Making Security Habits Stick through Accessibility
Ashok Kakani focuses on the logistical and structural changes needed to make security training effective in high-pressure corporate environments. The primary issue he identifies is the traditional 30-minute or one-hour training module, which is often irrelevant and burdensome to specific business units. The core of his address is the advocacy for “micro-learning”—brief, one-to-two-minute videos tailored for different teams and delivered through platforms they already use daily, such as Slack. By moving security closer to the user’s workflow, organizations can build habits that stick without causing training fatigue.
Key Lines from the Speaker:
- “We don’t want to have like a 30 minutes or a one hour training program… it has to be a quick one or two minutes”.
- “Identify an ambassador in a team and work with them to build that right training program”.

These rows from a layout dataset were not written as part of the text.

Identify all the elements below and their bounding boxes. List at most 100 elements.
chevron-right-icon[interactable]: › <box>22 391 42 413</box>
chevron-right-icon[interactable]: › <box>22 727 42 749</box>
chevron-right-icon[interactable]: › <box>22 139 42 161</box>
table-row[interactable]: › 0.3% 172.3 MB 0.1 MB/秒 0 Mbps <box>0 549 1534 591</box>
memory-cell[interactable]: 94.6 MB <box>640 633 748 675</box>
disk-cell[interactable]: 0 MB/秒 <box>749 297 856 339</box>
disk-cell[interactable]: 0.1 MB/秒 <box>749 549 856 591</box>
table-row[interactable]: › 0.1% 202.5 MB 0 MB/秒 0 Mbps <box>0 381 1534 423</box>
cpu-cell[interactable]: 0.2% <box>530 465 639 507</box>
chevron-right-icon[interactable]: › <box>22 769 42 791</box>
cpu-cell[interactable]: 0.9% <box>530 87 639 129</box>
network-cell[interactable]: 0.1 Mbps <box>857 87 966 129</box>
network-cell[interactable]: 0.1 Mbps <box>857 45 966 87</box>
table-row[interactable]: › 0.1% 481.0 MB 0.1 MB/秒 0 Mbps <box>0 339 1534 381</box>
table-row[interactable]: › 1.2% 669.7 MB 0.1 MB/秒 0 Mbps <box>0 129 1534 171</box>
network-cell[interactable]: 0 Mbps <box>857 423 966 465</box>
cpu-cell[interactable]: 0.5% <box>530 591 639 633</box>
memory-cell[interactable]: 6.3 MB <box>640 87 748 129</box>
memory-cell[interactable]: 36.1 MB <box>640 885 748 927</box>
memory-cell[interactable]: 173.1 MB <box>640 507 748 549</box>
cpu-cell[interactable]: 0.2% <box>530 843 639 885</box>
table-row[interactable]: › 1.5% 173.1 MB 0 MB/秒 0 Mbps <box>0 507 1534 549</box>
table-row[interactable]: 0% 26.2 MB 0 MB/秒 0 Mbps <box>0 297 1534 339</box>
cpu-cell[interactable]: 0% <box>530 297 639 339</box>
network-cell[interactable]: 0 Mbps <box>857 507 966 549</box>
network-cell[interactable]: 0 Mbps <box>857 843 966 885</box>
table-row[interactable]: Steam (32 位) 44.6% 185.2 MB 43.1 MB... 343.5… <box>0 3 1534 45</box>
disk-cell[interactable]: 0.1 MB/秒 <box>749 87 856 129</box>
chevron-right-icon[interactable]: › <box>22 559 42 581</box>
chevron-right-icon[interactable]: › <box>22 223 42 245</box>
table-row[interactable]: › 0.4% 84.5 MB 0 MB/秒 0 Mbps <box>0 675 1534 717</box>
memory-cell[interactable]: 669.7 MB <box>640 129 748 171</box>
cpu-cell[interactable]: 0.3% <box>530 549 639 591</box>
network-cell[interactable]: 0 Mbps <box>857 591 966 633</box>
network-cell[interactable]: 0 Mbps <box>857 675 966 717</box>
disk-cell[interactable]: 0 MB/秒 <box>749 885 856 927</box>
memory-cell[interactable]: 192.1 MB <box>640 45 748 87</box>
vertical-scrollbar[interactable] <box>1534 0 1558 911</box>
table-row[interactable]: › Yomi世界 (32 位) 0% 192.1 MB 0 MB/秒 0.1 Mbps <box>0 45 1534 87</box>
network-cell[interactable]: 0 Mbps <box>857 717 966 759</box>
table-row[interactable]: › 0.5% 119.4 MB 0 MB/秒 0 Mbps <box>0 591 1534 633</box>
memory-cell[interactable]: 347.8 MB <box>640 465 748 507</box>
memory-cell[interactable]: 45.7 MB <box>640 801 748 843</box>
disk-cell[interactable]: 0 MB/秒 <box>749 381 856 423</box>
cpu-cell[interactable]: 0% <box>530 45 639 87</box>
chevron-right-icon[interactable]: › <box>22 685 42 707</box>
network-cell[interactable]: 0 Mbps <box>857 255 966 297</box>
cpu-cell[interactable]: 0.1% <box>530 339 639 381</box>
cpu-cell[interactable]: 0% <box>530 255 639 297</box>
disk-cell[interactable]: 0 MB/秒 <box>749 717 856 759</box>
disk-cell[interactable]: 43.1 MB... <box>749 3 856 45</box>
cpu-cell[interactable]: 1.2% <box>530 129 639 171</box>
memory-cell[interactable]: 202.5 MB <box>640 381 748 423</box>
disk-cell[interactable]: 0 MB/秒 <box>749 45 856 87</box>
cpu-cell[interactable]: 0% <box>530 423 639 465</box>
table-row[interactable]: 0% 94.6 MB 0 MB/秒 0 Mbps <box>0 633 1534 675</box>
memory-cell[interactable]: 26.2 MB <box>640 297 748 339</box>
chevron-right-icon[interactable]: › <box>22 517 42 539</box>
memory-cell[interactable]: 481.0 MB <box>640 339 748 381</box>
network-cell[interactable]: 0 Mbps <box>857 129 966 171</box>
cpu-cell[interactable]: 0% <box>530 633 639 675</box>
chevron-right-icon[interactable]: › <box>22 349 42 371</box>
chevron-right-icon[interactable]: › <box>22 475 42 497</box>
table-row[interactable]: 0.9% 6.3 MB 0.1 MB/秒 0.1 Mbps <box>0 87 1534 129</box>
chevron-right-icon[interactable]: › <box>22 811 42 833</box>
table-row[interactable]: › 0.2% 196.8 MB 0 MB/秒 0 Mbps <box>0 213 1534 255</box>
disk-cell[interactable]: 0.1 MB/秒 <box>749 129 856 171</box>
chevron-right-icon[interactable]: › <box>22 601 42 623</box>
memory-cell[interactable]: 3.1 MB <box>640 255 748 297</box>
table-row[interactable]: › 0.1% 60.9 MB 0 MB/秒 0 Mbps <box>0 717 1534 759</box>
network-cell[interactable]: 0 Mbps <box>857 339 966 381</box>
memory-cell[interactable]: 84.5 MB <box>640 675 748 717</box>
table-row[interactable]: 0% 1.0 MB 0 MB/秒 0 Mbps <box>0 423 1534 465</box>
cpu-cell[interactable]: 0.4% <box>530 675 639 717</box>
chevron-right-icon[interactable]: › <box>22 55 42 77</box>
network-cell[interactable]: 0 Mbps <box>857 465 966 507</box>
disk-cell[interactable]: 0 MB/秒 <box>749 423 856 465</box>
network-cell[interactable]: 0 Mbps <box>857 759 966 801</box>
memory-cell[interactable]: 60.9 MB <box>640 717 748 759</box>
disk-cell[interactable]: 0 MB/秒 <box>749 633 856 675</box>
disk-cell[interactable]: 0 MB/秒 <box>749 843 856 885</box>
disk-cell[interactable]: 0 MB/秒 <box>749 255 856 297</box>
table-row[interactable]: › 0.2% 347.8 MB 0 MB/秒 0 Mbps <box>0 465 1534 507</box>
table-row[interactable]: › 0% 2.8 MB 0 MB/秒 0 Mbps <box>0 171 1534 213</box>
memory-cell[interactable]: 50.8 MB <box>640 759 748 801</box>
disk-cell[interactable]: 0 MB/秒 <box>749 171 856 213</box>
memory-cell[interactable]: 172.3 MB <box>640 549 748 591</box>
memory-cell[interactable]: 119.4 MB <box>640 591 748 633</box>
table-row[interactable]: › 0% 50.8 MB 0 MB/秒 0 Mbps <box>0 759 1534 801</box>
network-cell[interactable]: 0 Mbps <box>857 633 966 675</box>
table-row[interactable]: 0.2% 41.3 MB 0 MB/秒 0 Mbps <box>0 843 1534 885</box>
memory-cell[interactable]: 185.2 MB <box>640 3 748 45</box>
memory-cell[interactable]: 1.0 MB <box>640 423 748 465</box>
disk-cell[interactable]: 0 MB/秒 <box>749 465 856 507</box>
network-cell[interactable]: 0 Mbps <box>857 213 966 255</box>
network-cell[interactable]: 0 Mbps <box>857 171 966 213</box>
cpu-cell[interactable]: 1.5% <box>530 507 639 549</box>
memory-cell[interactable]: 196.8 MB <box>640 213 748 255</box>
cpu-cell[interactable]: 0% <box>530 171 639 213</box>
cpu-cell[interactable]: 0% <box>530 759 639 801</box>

- “You cannot just rely on training and awareness alone to solve any problem”.
Content: Contextual Incentives and Defense-in-Depth
Ashok Kakani (CISO Compunnel Inc) emphasizes that personalization is key to engagement. He recommends that training platforms integrate with HR data sources to deliver role-based or tag-based content, ensuring that employees only see what is relevant to their specific risks. He also suggests giving users a “choose-your-own-adventure” style option where they can pick from different training personas to increase interaction. To ensure employees concentrate on even short videos, Ashok proposes creative incentives, such as hiding “coupon codes” within training videos that users can submit for rewards.
However, Ashok is quick to point out that training is not a silver bullet. He advocates for a “layered defense” strategy where technical controls catch the human errors. This includes robust email security to prevent malicious links from reaching the inbox, sandboxing platforms to safely open links, and strict endpoint security. He also stresses the importance of controlling “exit gates” like proxies and firewalls, and ensuring that critical infrastructure is only accessed through privileged accounts with multi-factor authentication. This holistic approach ensures that awareness is a strong component of defense, but not the only one.